Alfred Milner could hear the low thunder of the bombardment at his country house near the Kent coast, and when the barrage reached its crescendo, 224,221 shells in the last 65 minutes, the rumble could be heard as far away as Hampstead Heath in London. More shells were fired by the British this week than they had used in the first 12 months of the war; some gunners bled from the ears after five days of nonstop firing. At a forest near Gommecourt, entire trees were uprooted and tossed in the air by the shelling and the forest itself was set on fire. Soldiers of the 1st Somerset Light Infantry sat on the parapet of their trench cheering at the tremendous explosions. Officers issued a strong ration of rum to the men about to head into no man's land. Captain W. P. Nevill of the 8th East Surrey Battalion gave each of his four platoons a soccer ball and promised a prize to whichever one first managed to kick the ball to the German trench. One platoon painted on its ball:

THE GREAT EUROPEAN CUP

THE FINAL

EAST SURREYS V. BAVARIANS

14. GOD, GOD, WHERE'S THE REST OF THE BOYS?

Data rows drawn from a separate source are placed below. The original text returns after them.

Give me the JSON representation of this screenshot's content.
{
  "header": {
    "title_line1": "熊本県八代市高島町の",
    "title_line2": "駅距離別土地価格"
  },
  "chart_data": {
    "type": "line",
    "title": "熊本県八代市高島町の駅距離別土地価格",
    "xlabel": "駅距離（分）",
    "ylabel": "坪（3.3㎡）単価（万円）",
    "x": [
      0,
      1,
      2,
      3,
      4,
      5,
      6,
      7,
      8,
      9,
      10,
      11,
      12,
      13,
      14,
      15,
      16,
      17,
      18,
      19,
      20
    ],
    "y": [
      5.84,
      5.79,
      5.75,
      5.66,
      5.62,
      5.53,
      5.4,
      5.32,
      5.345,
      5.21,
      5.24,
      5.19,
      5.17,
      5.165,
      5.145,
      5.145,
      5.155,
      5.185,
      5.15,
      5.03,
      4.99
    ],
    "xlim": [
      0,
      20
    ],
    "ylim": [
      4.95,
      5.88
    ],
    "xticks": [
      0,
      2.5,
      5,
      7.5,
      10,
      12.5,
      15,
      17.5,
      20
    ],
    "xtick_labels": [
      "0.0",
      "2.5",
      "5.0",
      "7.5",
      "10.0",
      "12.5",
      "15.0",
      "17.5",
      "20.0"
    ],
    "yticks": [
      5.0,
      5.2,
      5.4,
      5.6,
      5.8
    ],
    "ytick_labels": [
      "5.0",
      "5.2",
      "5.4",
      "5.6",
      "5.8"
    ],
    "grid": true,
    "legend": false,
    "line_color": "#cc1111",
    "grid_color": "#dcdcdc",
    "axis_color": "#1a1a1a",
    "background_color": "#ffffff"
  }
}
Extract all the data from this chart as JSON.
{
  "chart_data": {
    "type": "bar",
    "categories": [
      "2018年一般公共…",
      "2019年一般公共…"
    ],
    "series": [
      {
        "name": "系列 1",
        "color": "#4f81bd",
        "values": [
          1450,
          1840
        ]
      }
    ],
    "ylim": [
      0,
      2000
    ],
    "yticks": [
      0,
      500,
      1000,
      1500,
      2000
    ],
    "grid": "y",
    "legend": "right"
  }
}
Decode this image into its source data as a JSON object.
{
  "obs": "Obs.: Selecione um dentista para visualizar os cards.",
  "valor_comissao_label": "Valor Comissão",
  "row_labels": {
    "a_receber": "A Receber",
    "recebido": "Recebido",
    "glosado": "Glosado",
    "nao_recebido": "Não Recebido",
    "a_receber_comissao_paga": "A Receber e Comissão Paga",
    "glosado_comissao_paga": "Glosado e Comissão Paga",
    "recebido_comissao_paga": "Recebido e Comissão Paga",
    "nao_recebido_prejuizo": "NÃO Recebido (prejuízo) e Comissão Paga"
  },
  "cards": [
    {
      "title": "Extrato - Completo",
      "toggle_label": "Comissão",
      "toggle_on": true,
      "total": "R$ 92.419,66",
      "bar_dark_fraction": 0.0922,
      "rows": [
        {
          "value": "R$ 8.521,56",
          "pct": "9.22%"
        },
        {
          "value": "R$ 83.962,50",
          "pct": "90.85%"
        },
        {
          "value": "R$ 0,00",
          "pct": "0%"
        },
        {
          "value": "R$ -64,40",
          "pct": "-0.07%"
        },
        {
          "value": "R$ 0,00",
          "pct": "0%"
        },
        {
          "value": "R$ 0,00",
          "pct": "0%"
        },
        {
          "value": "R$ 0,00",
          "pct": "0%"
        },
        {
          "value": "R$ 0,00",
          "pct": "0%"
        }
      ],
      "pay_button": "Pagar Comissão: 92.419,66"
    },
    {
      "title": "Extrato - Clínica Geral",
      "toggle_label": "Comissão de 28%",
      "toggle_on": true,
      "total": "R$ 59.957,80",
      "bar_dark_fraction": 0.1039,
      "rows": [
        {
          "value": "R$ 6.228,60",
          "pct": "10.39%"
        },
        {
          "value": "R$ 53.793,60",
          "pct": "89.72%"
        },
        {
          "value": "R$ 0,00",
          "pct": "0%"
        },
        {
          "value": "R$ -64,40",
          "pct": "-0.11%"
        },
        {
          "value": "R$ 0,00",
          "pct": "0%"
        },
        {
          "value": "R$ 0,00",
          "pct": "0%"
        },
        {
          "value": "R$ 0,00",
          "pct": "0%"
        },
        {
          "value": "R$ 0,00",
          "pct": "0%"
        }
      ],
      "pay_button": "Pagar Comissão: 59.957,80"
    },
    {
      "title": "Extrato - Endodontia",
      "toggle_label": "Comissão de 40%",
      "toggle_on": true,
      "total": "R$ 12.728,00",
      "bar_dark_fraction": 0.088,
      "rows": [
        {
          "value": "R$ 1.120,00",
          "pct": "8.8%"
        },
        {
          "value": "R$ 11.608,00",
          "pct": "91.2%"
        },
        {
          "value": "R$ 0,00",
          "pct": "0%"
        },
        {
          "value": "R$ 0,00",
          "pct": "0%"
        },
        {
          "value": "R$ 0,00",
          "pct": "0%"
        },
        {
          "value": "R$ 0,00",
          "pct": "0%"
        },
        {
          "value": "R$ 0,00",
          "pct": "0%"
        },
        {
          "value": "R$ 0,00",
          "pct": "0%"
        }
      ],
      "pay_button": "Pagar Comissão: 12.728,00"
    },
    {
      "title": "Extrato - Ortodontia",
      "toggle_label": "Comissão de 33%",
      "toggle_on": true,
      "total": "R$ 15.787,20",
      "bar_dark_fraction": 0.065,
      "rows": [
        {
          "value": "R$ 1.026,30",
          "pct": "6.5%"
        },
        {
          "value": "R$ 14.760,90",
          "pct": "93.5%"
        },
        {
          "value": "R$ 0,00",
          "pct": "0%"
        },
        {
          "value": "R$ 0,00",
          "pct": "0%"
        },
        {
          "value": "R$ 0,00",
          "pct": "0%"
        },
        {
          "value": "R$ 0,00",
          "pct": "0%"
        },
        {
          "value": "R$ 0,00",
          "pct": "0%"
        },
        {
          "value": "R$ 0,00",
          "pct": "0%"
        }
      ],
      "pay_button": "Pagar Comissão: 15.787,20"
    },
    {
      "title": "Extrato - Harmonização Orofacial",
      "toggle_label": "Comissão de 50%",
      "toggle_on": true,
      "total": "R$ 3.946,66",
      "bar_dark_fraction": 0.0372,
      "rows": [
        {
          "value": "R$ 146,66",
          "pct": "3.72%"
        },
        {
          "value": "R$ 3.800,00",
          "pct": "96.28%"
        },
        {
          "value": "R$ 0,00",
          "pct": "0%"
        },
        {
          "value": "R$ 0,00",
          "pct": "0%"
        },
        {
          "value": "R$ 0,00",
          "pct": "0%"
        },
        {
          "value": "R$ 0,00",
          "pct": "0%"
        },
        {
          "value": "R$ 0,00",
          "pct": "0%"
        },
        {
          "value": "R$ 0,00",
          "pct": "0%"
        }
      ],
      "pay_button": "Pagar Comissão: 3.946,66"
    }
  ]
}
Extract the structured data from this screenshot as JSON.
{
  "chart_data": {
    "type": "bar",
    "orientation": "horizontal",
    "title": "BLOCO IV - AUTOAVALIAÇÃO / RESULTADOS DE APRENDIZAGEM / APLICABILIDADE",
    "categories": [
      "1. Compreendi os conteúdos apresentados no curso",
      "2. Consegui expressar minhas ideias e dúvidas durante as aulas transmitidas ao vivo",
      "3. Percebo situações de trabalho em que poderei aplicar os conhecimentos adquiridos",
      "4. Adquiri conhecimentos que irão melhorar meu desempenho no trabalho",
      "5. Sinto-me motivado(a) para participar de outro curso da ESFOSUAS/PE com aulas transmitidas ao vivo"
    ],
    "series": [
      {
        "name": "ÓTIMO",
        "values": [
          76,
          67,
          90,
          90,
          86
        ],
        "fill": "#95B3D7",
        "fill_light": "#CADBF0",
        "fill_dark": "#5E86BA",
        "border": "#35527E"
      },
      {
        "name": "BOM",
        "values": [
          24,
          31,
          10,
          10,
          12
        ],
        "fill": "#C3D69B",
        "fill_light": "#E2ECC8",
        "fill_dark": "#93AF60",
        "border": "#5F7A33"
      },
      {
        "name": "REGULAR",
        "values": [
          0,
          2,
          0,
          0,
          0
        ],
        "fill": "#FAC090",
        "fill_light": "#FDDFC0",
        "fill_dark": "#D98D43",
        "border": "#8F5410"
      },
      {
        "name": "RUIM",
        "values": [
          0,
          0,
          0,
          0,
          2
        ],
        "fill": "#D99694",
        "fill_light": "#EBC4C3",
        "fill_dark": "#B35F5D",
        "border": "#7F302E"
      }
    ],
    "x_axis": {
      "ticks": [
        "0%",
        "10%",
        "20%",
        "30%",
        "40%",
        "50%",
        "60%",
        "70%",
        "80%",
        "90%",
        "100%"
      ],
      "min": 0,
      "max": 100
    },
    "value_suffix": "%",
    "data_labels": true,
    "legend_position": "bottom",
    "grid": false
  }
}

PREPARATIONS FOR THE Somme offensive were already at high pitch when the first group of British conscientious objectors forcibly transported to France were taken to an army camp parade ground with other soldiers and given the order "Right turn! Quick march!" The other troops marched off; the 17 remained in place, unmoving. The army fined them five days' pay, something that amused them, since on principle they were already refusing to accept any military pay. There was little else to laugh about. Periodically they were summoned to hear announcements of men sentenced to death for desertion or disobedience. And, of course, they knew that in Ireland the Easter Rising leaders had just been shot by army firing squads.